Forestry contractor Ken Padgett explained the problems with the forestry industry have emerged over the past three years and stem from a combination of a sustained anti-industry campaign from environmental groups, the global financial crisis, regulatory confusion over accreditation standards and the strength of the dollar hurting exports. “Normally you are able to ride one or two of these things but you can’t ride the lot,” he said.
This has raised question marks over many people’s job security, something Titmus lists as among his top three issues for the area, along with cost of living pressures and opportunities for young people. Padgett’s estimate is that one in seven people in all of Tasmania are employed directly or indirectly through the logging industry. That this traditional cornerstone of the Bass economy is struggling adds another layer to the issues voters will consider over the coming week - forestry is mainly a state issue, but the economy is not.
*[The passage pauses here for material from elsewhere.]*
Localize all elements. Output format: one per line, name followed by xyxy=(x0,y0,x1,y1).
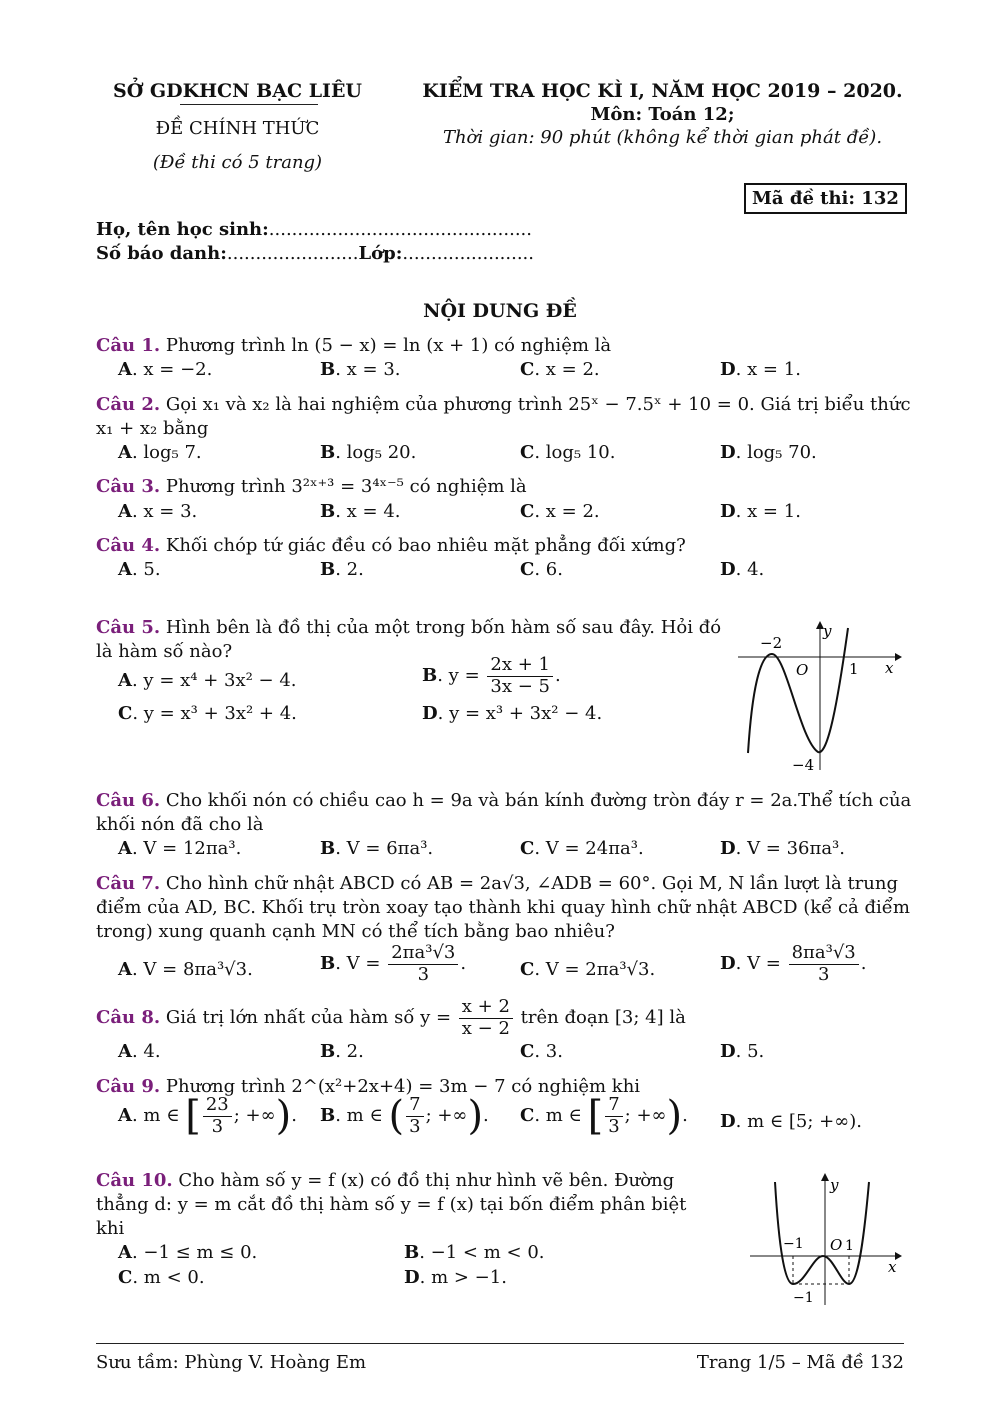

Many voters The Punch spoke to during the third week of the campaign were still wavering. Mum Stacey Purton voted Greens before but wasn’t sure who she’d vote for this time. Dane Layton hadn’t given it “a second of thought”. Lisa Dorneau wanted more spending on mental health services but didn’t know about the Coalition’s $1.5 billion spending plan on the sector.
Damon Wecker runs a café on Launceston’s George Street. He says about 500 people come through the doors every day and from his conversations with customers his assessment is that Labor is in trouble. “The sentiment in this room is not pro-Labor,” he said. “People are almost anti the platform that [Gillard] has come up on. Tony Abbott might not be the better option but at least he is standing by the things he has always stood for.”

Wecker has also noticed a shift in mood towards Gillard since she became Prime Minister. “At first the female customers were happy to see a woman in power but the same people are not beating the drum for her now.”
If an election was based on counting signs in people’s front yards were votes, Titmus would win in a landslide. On a drive around Launceston suburbs with him he was surprised to see some of them in place. There were signs for Lyons, too, but not as many, and the Labor branding was inconspicuous.
On the town streets there were plenty of voters who were leaning towards voting Labor but were prepared to consider Titmus once you raised his name.
It’s totally unscientific but it’s an indication that the outcome in Bass could come down to a matter of a few thousand of the good people of Launceston making their minds up when they head to the polling place on Saturday.